LLVM 2.0 is expected by the end of the month

    Why write here about a project that today barely tears the future to pieces with its irrepressible development? The fact is that you can certainly drive into the future also slowly, but seriously and for a long time.

    Low Level Virtual Machine ( LLVM ) is the foundation for language developers. Maybe back-end, maybe middleware - decide for yourself.

    So, yesterday in your conversations over a glass of tea with friends of IT-people, you explained that you did not develop your own advanced Lisp, Python, PHP, Perl, Ruby primarily because creating alone quickly working language implementation will not work. It was? Today you can be thrown with rotten virtual tomatoes only because of such an excuse. gcc4 transplanted to LLVM engine in most testsIt’s almost no longer behind the original gcc, and in many tests it already beats it and it beats very seriously.
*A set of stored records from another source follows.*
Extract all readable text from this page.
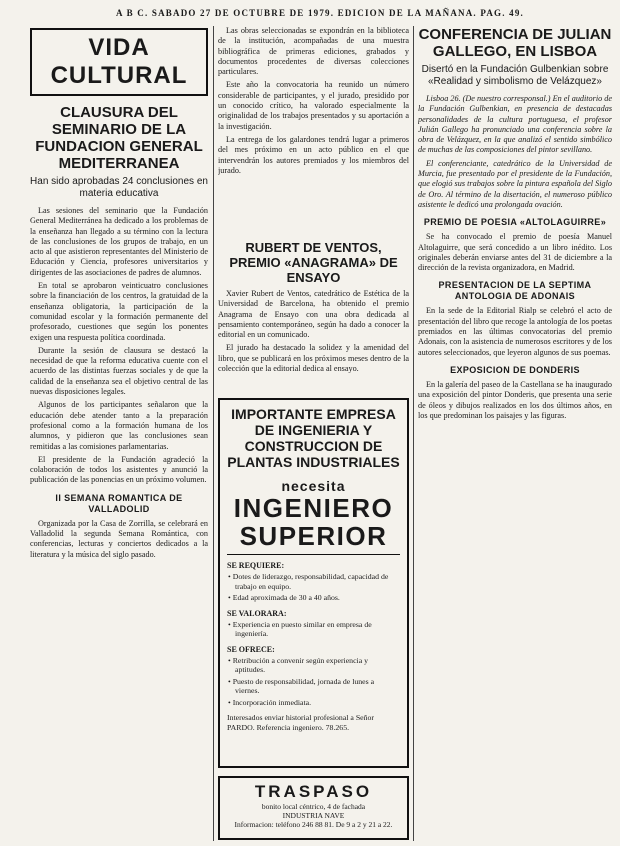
A B C. SABADO 27 DE OCTUBRE DE 1979. EDICION DE LA MAÑANA. PAG. 49.
VIDA CULTURAL
CLAUSURA DEL SEMINARIO DE LA FUNDACION GENERAL MEDITERRANEA
Han sido aprobadas 24 conclusiones en materia educativa

Las sesiones del seminario que la Fundación General Mediterránea ha dedicado a los problemas de la enseñanza han llegado a su término con la lectura de las conclusiones de los grupos de trabajo, en un acto al que asistieron representantes del Ministerio de Educación y Ciencia, profesores universitarios y dirigentes de las asociaciones de padres de alumnos.

En total se aprobaron veinticuatro conclusiones sobre la financiación de los centros, la gratuidad de la enseñanza obligatoria, la participación de la comunidad escolar y la formación permanente del profesorado, cuestiones que según los ponentes exigen una respuesta política coordinada.

Durante la sesión de clausura se destacó la necesidad de que la reforma educativa cuente con el acuerdo de las distintas fuerzas sociales y de que la calidad de la enseñanza sea el objetivo central de las nuevas disposiciones legales.

Algunos de los participantes señalaron que la educación debe atender tanto a la preparación profesional como a la formación humana de los alumnos, y pidieron que las conclusiones sean remitidas a las comisiones parlamentarias.

El presidente de la Fundación agradeció la colaboración de todos los asistentes y anunció la publicación de las ponencias en un próximo volumen.

II SEMANA ROMANTICA DE VALLADOLID

Organizada por la Casa de Zorrilla, se celebrará en Valladolid la segunda Semana Romántica, con conferencias, lecturas y conciertos dedicados a la literatura y la música del siglo pasado.

Las obras seleccionadas se expondrán en la biblioteca de la institución, acompañadas de una muestra bibliográfica de primeras ediciones, grabados y documentos procedentes de diversas colecciones particulares.

Este año la convocatoria ha reunido un número considerable de participantes, y el jurado, presidido por un conocido crítico, ha valorado especialmente la originalidad de los trabajos presentados y su aportación a la investigación.

La entrega de los galardones tendrá lugar a primeros del mes próximo en un acto público en el que intervendrán los autores premiados y los miembros del jurado.

RUBERT DE VENTOS, PREMIO «ANAGRAMA» DE ENSAYO

Xavier Rubert de Ventos, catedrático de Estética de la Universidad de Barcelona, ha obtenido el premio Anagrama de Ensayo con una obra dedicada al pensamiento contemporáneo, según ha dado a conocer la editorial en un comunicado.

El jurado ha destacado la solidez y la amenidad del libro, que se publicará en los próximos meses dentro de la colección que la editorial dedica al ensayo.

IMPORTANTE EMPRESA DE INGENIERIA Y CONSTRUCCION DE PLANTAS INDUSTRIALES
necesita
INGENIERO SUPERIOR
SE REQUIERE:
• Dotes de liderazgo, responsabilidad, capacidad de trabajo en equipo.
• Edad aproximada de 30 a 40 años.
SE VALORARA:
• Experiencia en puesto similar en empresa de ingeniería.
SE OFRECE:
• Retribución a convenir según experiencia y aptitudes.
• Puesto de responsabilidad, jornada de lunes a viernes.
• Incorporación inmediata.
Interesados enviar historial profesional a Señor PARDO. Referencia ingeniero. 78.265.
TRASPASO
bonito local céntrico, 4 de fachada
INDUSTRIA NAVE
Informacion: teléfono 246 88 81. De 9 a 2 y 21 a 22.
CONFERENCIA DE JULIAN GALLEGO, EN LISBOA
Disertó en la Fundación Gulbenkian sobre «Realidad y simbolismo de Velázquez»

Lisboa 26. (De nuestro corresponsal.) En el auditorio de la Fundación Gulbenkian, en presencia de destacadas personalidades de la cultura portuguesa, el profesor Julián Gallego ha pronunciado una conferencia sobre la obra de Velázquez, en la que analizó el sentido simbólico de muchas de las composiciones del pintor sevillano.

El conferenciante, catedrático de la Universidad de Murcia, fue presentado por el presidente de la Fundación, que elogió sus trabajos sobre la pintura española del Siglo de Oro. Al término de la disertación, el numeroso público asistente le dedicó una prolongada ovación.

PREMIO DE POESIA «ALTOLAGUIRRE»

Se ha convocado el premio de poesía Manuel Altolaguirre, que será concedido a un libro inédito. Los originales deberán enviarse antes del 31 de diciembre a la dirección de la revista organizadora, en Madrid.

PRESENTACION DE LA SEPTIMA ANTOLOGIA DE ADONAIS

En la sede de la Editorial Rialp se celebró el acto de presentación del libro que recoge la antología de los poetas premiados en las últimas convocatorias del premio Adonais, con la asistencia de numerosos escritores y de los autores seleccionados, que leyeron algunos de sus poemas.

EXPOSICION DE DONDERIS

En la galería del paseo de la Castellana se ha inaugurado una exposición del pintor Donderis, que presenta una serie de óleos y dibujos realizados en los dos últimos años, en los que predominan los paisajes y las figuras.
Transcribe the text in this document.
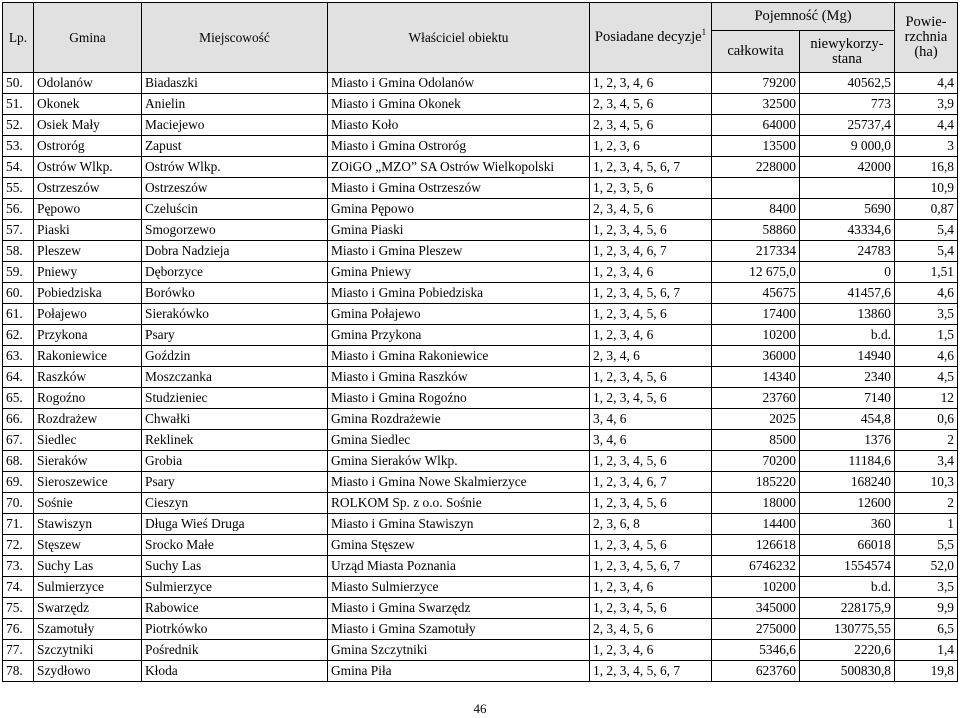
Lp.	Gmina	Miejscowość	Właściciel obiektu	Posiadane decyzje$^1$	Pojemność (Mg)		Powie- rzchnia (ha)
					całkowita	niewykorzy- stana	
50.	Odolanów	Biadaszki	Miasto i Gmina Odolanów	1, 2, 3, 4, 6	79200	40562,5	4,4
51.	Okonek	Anielin	Miasto i Gmina Okonek	2, 3, 4, 5, 6	32500	773	3,9
52.	Osiek Mały	Maciejewo	Miasto Koło	2, 3, 4, 5, 6	64000	25737,4	4,4
53.	Ostroróg	Zapust	Miasto i Gmina Ostroróg	1, 2, 3, 6	13500	9 000,0	3
54.	Ostrów Wlkp.	Ostrów Wlkp.	ZOiGO „MZO” SA Ostrów Wielkopolski	1, 2, 3, 4, 5, 6, 7	228000	42000	16,8
55.	Ostrzeszów	Ostrzeszów	Miasto i Gmina Ostrzeszów	1, 2, 3, 5, 6			10,9
56.	Pępowo	Czeluścin	Gmina Pępowo	2, 3, 4, 5, 6	8400	5690	0,87
57.	Piaski	Smogorzewo	Gmina Piaski	1, 2, 3, 4, 5, 6	58860	43334,6	5,4
58.	Pleszew	Dobra Nadzieja	Miasto i Gmina Pleszew	1, 2, 3, 4, 6, 7	217334	24783	5,4
59.	Pniewy	Dęborzyce	Gmina Pniewy	1, 2, 3, 4, 6	12 675,0	0	1,51
60.	Pobiedziska	Borówko	Miasto i Gmina Pobiedziska	1, 2, 3, 4, 5, 6, 7	45675	41457,6	4,6
61.	Połajewo	Sierakówko	Gmina Połajewo	1, 2, 3, 4, 5, 6	17400	13860	3,5
62.	Przykona	Psary	Gmina Przykona	1, 2, 3, 4, 6	10200	b.d.	1,5
63.	Rakoniewice	Goździn	Miasto i Gmina Rakoniewice	2, 3, 4, 6	36000	14940	4,6
64.	Raszków	Moszczanka	Miasto i Gmina Raszków	1, 2, 3, 4, 5, 6	14340	2340	4,5
65.	Rogoźno	Studzieniec	Miasto i Gmina Rogoźno	1, 2, 3, 4, 5, 6	23760	7140	12
66.	Rozdrażew	Chwałki	Gmina Rozdrażewie	3, 4, 6	2025	454,8	0,6
67.	Siedlec	Reklinek	Gmina Siedlec	3, 4, 6	8500	1376	2
68.	Sieraków	Grobia	Gmina Sieraków Wlkp.	1, 2, 3, 4, 5, 6	70200	11184,6	3,4
69.	Sieroszewice	Psary	Miasto i Gmina Nowe Skalmierzyce	1, 2, 3, 4, 6, 7	185220	168240	10,3
70.	Sośnie	Cieszyn	ROLKOM Sp. z o.o. Sośnie	1, 2, 3, 4, 5, 6	18000	12600	2
71.	Stawiszyn	Długa Wieś Druga	Miasto i Gmina Stawiszyn	2, 3, 6, 8	14400	360	1
72.	Stęszew	Srocko Małe	Gmina Stęszew	1, 2, 3, 4, 5, 6	126618	66018	5,5
73.	Suchy Las	Suchy Las	Urząd Miasta Poznania	1, 2, 3, 4, 5, 6, 7	6746232	1554574	52,0
74.	Sulmierzyce	Sulmierzyce	Miasto Sulmierzyce	1, 2, 3, 4, 6	10200	b.d.	3,5
75.	Swarzędz	Rabowice	Miasto i Gmina Swarzędz	1, 2, 3, 4, 5, 6	345000	228175,9	9,9
76.	Szamotuły	Piotrkówko	Miasto i Gmina Szamotuły	2, 3, 4, 5, 6	275000	130775,55	6,5
77.	Szczytniki	Pośrednik	Gmina Szczytniki	1, 2, 3, 4, 6	5346,6	2220,6	1,4
78.	Szydłowo	Kłoda	Gmina Piła	1, 2, 3, 4, 5, 6, 7	623760	500830,8	19,8
46
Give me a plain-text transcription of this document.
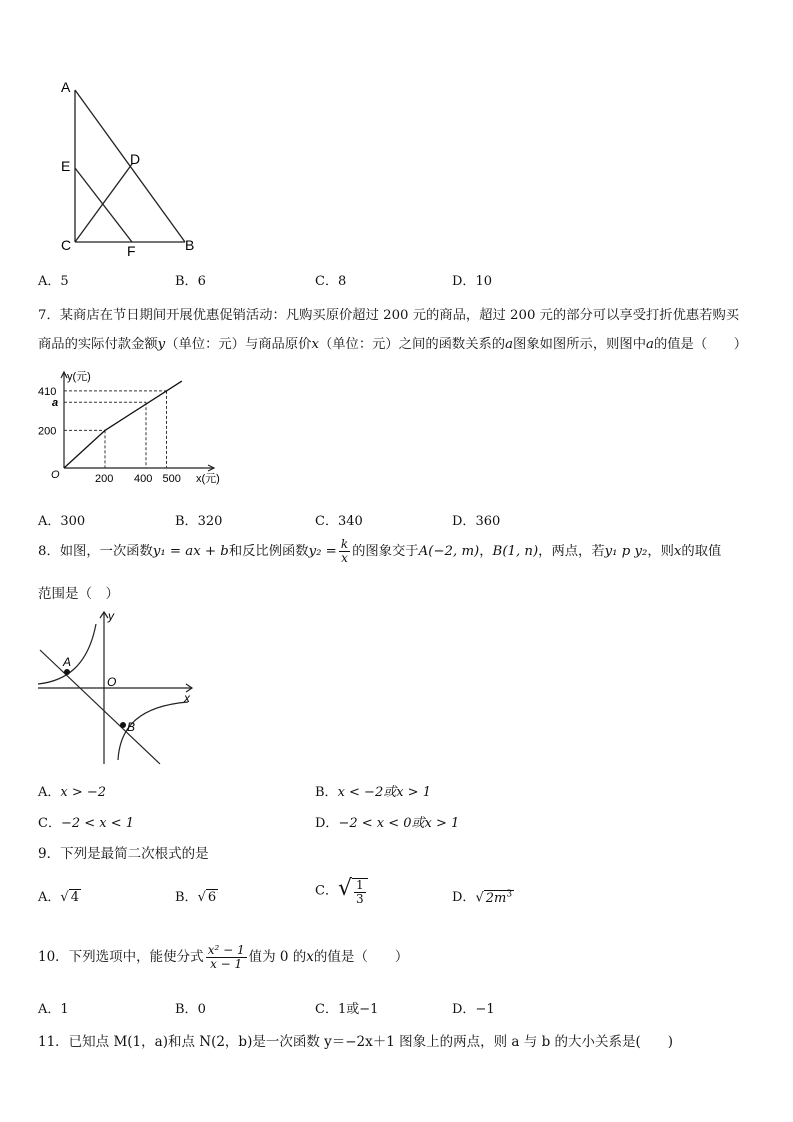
A
E	D
C	F	B
A．5	B．6	C．8	D．10
7．某商店在节日期间开展优惠促销活动：凡购买原价超过 200 元的商品，超过 200 元的部分可以享受打折优惠若购买
商品的实际付款金额y（单位：元）与商品原价x（单位：元）之间的函数关系的a图象如图所示，则图中a的值是（　　）
200 400 500
200
a
410
O
y(元)
x(元)
A．300	B．320	C．340	D．360
8．如图，一次函数y₁ = ax + b和反比例函数$y_2 = \frac{k}{x}$ 的图象交于A(−2, m)，B(1, n)，两点，若y₁ p y₂，则x的取值
范围是（　）
A
B
O
y
x
A．x > −2	B．x < −2或x > 1
C．−2 < x < 1	D．−2 < x < 0或x > 1
9．下列是最简二次根式的是
A．√ 4	B．√ 6	C．√ $\frac{1}{3}$	D．√ $2m^3$
10．下列选项中，能使分式 $\frac{\text{x² − 1}}{x - 1}$ 值为 0 的x的值是（　　）
A．1	B．0	C．1或−1	D．−1
11．已知点 M(1，a)和点 N(2，b)是一次函数 y＝−2x＋1 图象上的两点，则 a 与 b 的大小关系是(　　)
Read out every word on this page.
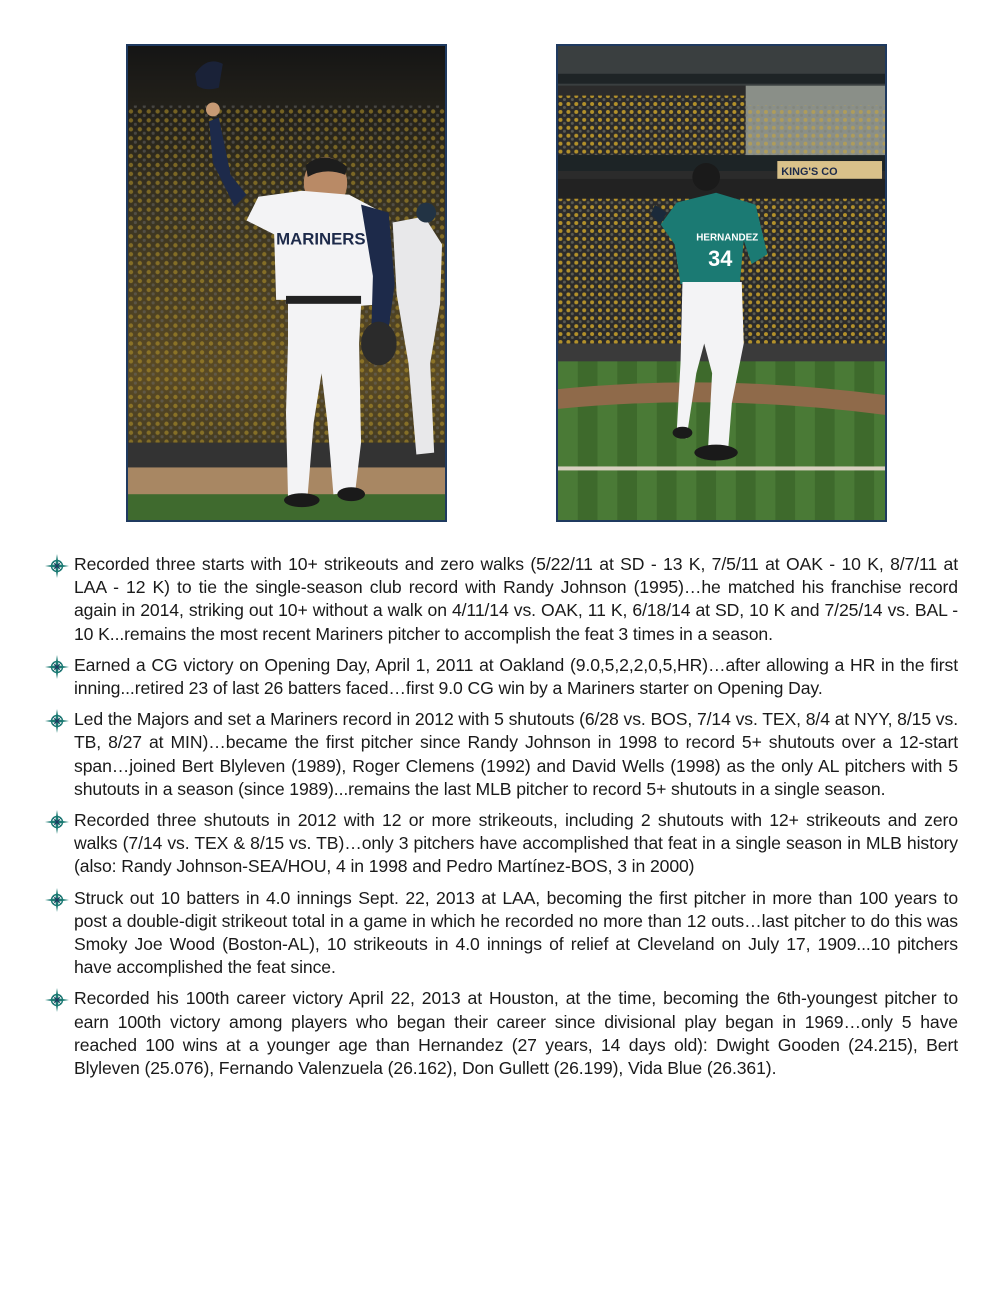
MARINERS
KING'S CO
HERNANDEZ
34
Recorded three starts with 10+ strikeouts and zero walks (5/22/11 at SD - 13 K, 7/5/11 at OAK - 10 K, 8/7/11 at LAA - 12 K) to tie the single-season club record with Randy Johnson (1995)…he matched his franchise record again in 2014, striking out 10+ without a walk on 4/11/14 vs. OAK, 11 K, 6/18/14 at SD, 10 K and 7/25/14 vs. BAL - 10 K...remains the most recent Mariners pitcher to accomplish the feat 3 times in a season.
Earned a CG victory on Opening Day, April 1, 2011 at Oakland (9.0,5,2,2,0,5,HR)…after allowing a HR in the first inning...retired 23 of last 26 batters faced…first 9.0 CG win by a Mariners starter on Opening Day.
Led the Majors and set a Mariners record in 2012 with 5 shutouts (6/28 vs. BOS, 7/14 vs. TEX, 8/4 at NYY, 8/15 vs. TB, 8/27 at MIN)…became the first pitcher since Randy Johnson in 1998 to record 5+ shutouts over a 12-start span…joined Bert Blyleven (1989), Roger Clemens (1992) and David Wells (1998) as the only AL pitchers with 5 shutouts in a season (since 1989)...remains the last MLB pitcher to record 5+ shutouts in a single season.
Recorded three shutouts in 2012 with 12 or more strikeouts, including 2 shutouts with 12+ strikeouts and zero walks (7/14 vs. TEX & 8/15 vs. TB)…only 3 pitchers have accomplished that feat in a single season in MLB history (also: Randy Johnson-SEA/HOU, 4 in 1998 and Pedro Martínez-BOS, 3 in 2000)
Struck out 10 batters in 4.0 innings Sept. 22, 2013 at LAA, becoming the first pitcher in more than 100 years to post a double-digit strikeout total in a game in which he recorded no more than 12 outs…last pitcher to do this was Smoky Joe Wood (Boston-AL), 10 strikeouts in 4.0 innings of relief at Cleveland on July 17, 1909...10 pitchers have accomplished the feat since.
Recorded his 100th career victory April 22, 2013 at Houston, at the time, becoming the 6th-youngest pitcher to earn 100th victory among players who began their career since divisional play began in 1969…only 5 have reached 100 wins at a younger age than Hernandez (27 years, 14 days old): Dwight Gooden (24.215), Bert Blyleven (25.076), Fernando Valenzuela (26.162), Don Gullett (26.199), Vida Blue (26.361).
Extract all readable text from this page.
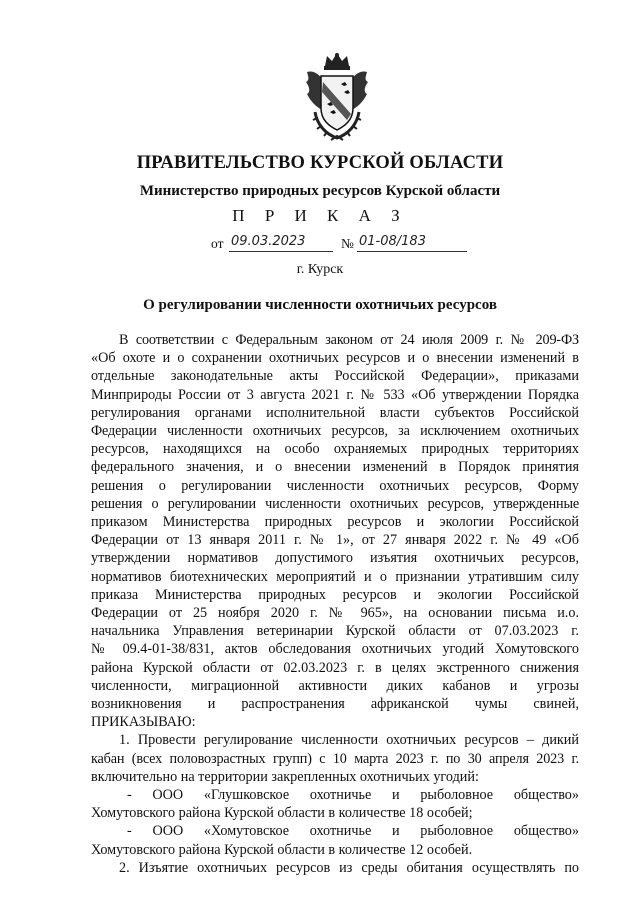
ПРАВИТЕЛЬСТВО КУРСКОЙ ОБЛАСТИ
Министерство природных ресурсов Курской области
П Р И К А З
от 09.03.2023	№ 01-08/183
г. Курск
О регулировании численности охотничьих ресурсов

В соответствии с Федеральным законом от 24 июля 2009 г. № 209-ФЗ

«Об охоте и о сохранении охотничьих ресурсов и о внесении изменений в

отдельные законодательные акты Российской Федерации», приказами

Минприроды России от 3 августа 2021 г. № 533 «Об утверждении Порядка

регулирования органами исполнительной власти субъектов Российской

Федерации численности охотничьих ресурсов, за исключением охотничьих

ресурсов, находящихся на особо охраняемых природных территориях

федерального значения, и о внесении изменений в Порядок принятия

решения о регулировании численности охотничьих ресурсов, Форму

решения о регулировании численности охотничьих ресурсов, утвержденные

приказом Министерства природных ресурсов и экологии Российской

Федерации от 13 января 2011 г. № 1», от 27 января 2022 г. № 49 «Об

утверждении нормативов допустимого изъятия охотничьих ресурсов,

нормативов биотехнических мероприятий и о признании утратившим силу

приказа Министерства природных ресурсов и экологии Российской

Федерации от 25 ноября 2020 г. № 965», на основании письма и.о.

начальника Управления ветеринарии Курской области от 07.03.2023 г.

№ 09.4-01-38/831, актов обследования охотничьих угодий Хомутовского

района Курской области от 02.03.2023 г. в целях экстренного снижения

численности, миграционной активности диких кабанов и угрозы

возникновения и распространения африканской чумы свиней,

ПРИКАЗЫВАЮ:

1. Провести регулирование численности охотничьих ресурсов – дикий

кабан (всех половозрастных групп) с 10 марта 2023 г. по 30 апреля 2023 г.

включительно на территории закрепленных охотничьих угодий:

- ООО «Глушковское охотничье и рыболовное общество»

Хомутовского района Курской области в количестве 18 особей;

- ООО «Хомутовское охотничье и рыболовное общество»

Хомутовского района Курской области в количестве 12 особей.

2. Изъятие охотничьих ресурсов из среды обитания осуществлять по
    But is a twofold increase in the speed of a test due to LLVM - is that a trifle worth buying? Probably not. The point is a much more far-reaching reserve. LLVM already allows standardized and high-quality mixing of languages ​​in an application. And this is without loss of performance. And this is also right at run-time. The compiler and optimizer are always with you.

    What is there to add? It is likely that LLVM is not married to a single language as a JVM, and so far 1) is not in service to a single proprietary context like the CLI from .NET. What else? Probably a few more, um, little things:
    1. Outrageously neat architecture;
    2. Incredibly constructive, talented and efficient project leader Chris Lattner;
    3. A community similar to its leader, where there is no place for unnecessary aplomb and flames.

    Take a look at them. It's worth it.



    1) I want to hope that Apple still will not get this child.